Дьюи вел дела только через своих доверенных адвокатов, однако его так впечатлила моя изворотливость, что он решил бросить мне несколько крох. Почти все они были вне сферы моей компетенции, но один случай меня заинтересовал, и я за него взялся.
Дьюи обожал гольф, но вписать игру в его лихорадочный ритм жизни представлялось практически невозможным. Кроме того, у него не хватало терпения поддерживать благородные традиции, присущие большинству гольф-клубов, да и вряд ли там захотели бы иметь среди членов человека со столь сомнительной репутацией. И он загорелся идеей построить собственную площадку для гольфа и провести туда освещение — тогда можно будет играть и ночью, хоть в одиночку, хоть с приятелями. В то время во всей стране было всего три таких площадки, и ни одной — в пределах тысячи миль от нашего Города. Восемнадцать лунок, все хорошо освещенные, — крутая игрушка для богатого дяди. Чтобы не связываться с нацистами из городских земельных органов, он нашел участок в двести акров в миле от городской черты. Но власти округа возражали. Соседи подали в суд. Я представлял интересы ответчика в суде и в конце концов выиграл дело. Необходимое разрешение было получено. Появились новые заголовки в газетах.

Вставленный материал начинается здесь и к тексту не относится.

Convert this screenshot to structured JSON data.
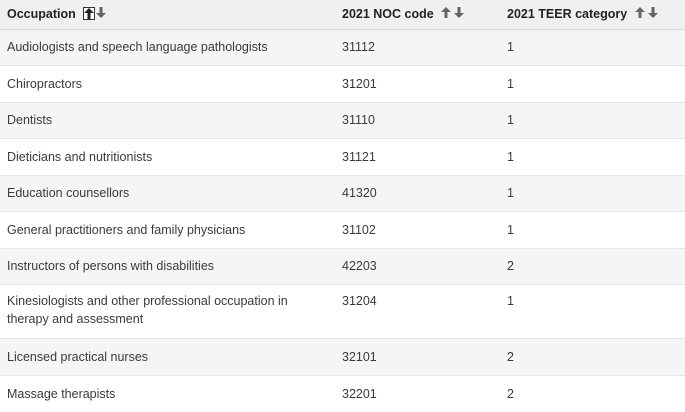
{
  "table": {
    "headers": [
      {
        "label": "Occupation",
        "sort_active": "asc"
      },
      {
        "label": "2021 NOC code",
        "sort_active": ""
      },
      {
        "label": "2021 TEER category",
        "sort_active": ""
      }
    ],
    "rows": [
      {
        "occupation": "Audiologists and speech language pathologists",
        "noc": "31112",
        "teer": "1"
      },
      {
        "occupation": "Chiropractors",
        "noc": "31201",
        "teer": "1"
      },
      {
        "occupation": "Dentists",
        "noc": "31110",
        "teer": "1"
      },
      {
        "occupation": "Dieticians and nutritionists",
        "noc": "31121",
        "teer": "1"
      },
      {
        "occupation": "Education counsellors",
        "noc": "41320",
        "teer": "1"
      },
      {
        "occupation": "General practitioners and family physicians",
        "noc": "31102",
        "teer": "1"
      },
      {
        "occupation": "Instructors of persons with disabilities",
        "noc": "42203",
        "teer": "2"
      },
      {
        "occupation": "Kinesiologists and other professional occupation in therapy and assessment",
        "noc": "31204",
        "teer": "1"
      },
      {
        "occupation": "Licensed practical nurses",
        "noc": "32101",
        "teer": "2"
      },
      {
        "occupation": "Massage therapists",
        "noc": "32201",
        "teer": "2"
      }
    ]
  },
  "icons": {
    "sort_up": "sort-ascending-arrow-icon",
    "sort_down": "sort-descending-arrow-icon"
  },
  "colors": {
    "header_bg": "#f0f0f0",
    "odd_row_bg": "#f5f5f5",
    "text": "#3a3a3a"
  }
}
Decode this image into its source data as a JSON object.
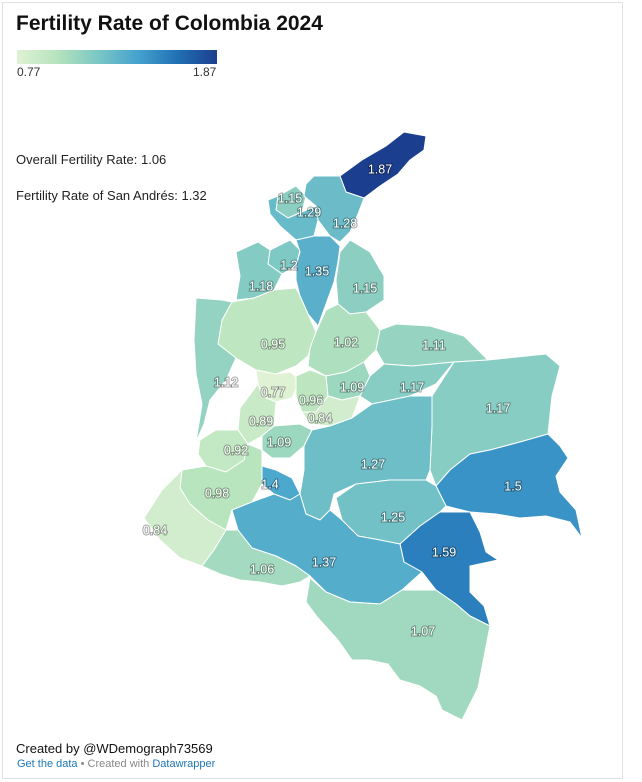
{
  "title": "Fertility Rate of Colombia 2024",
  "legend": {
    "min_label": "0.77",
    "max_label": "1.87",
    "min": 0.77,
    "max": 1.87,
    "color_low": "#dff2d4",
    "color_high": "#1c3e8f"
  },
  "notes": {
    "overall": "Overall Fertility Rate: 1.06",
    "san_andres": "Fertility Rate of San Andrés: 1.32"
  },
  "regions": [
    {
      "value": 1.87,
      "label": "1.87"
    },
    {
      "value": 1.15,
      "label": "1.15"
    },
    {
      "value": 1.29,
      "label": "1.29"
    },
    {
      "value": 1.28,
      "label": "1.28"
    },
    {
      "value": 1.2,
      "label": "1.2"
    },
    {
      "value": 1.35,
      "label": "1.35"
    },
    {
      "value": 1.18,
      "label": "1.18"
    },
    {
      "value": 1.15,
      "label": "1.15"
    },
    {
      "value": 0.95,
      "label": "0.95"
    },
    {
      "value": 1.02,
      "label": "1.02"
    },
    {
      "value": 1.11,
      "label": "1.11"
    },
    {
      "value": 1.12,
      "label": "1.12"
    },
    {
      "value": 0.77,
      "label": "0.77"
    },
    {
      "value": 0.96,
      "label": "0.96"
    },
    {
      "value": 1.09,
      "label": "1.09"
    },
    {
      "value": 1.17,
      "label": "1.17"
    },
    {
      "value": 1.17,
      "label": "1.17"
    },
    {
      "value": 0.89,
      "label": "0.89"
    },
    {
      "value": 0.84,
      "label": "0.84"
    },
    {
      "value": 0.92,
      "label": "0.92"
    },
    {
      "value": 1.09,
      "label": "1.09"
    },
    {
      "value": 1.27,
      "label": "1.27"
    },
    {
      "value": 1.4,
      "label": "1.4"
    },
    {
      "value": 0.98,
      "label": "0.98"
    },
    {
      "value": 1.5,
      "label": "1.5"
    },
    {
      "value": 0.84,
      "label": "0.84"
    },
    {
      "value": 1.25,
      "label": "1.25"
    },
    {
      "value": 1.59,
      "label": "1.59"
    },
    {
      "value": 1.37,
      "label": "1.37"
    },
    {
      "value": 1.06,
      "label": "1.06"
    },
    {
      "value": 1.07,
      "label": "1.07"
    }
  ],
  "credit": "Created by @WDemograph73569",
  "footer": {
    "get_data": "Get the data",
    "separator": " • Created with ",
    "tool": "Datawrapper"
  }
}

Однако настоящая слава ждала меня впереди. Ипотечный пузырь лопнул. Процентные ставки подскочили. Разразилась настоящая буря, и Дьюи не удалось перекредитоваться достаточно быстро. Его карточный дом рухнул с поистине театральным эффектом. С удивительной слаженностью к нему одновременно заявились представители ФБР, налоговой службы, Комиссии по ценным бумагам и целый отряд других крутых парней с жетонами и ордерами. Обвинительный акт был толщиной с дюйм, и его главной мишенью являлся, естественно, Дьюи. Ему предъявлялись обвинения в организации грандиозных преступных сговоров с участием банкиров, бухгалтеров, партнеров, юристов, биржевого маклера и двух членов городского совета. В акте содержалось весьма убедительное обоснование десятков нарушений закона «О коррумпированных и находящихся под влиянием организованной преступности организациях»[5] — величайшего дара, каким Конгресс когда-либо наделял федеральных прокуроров.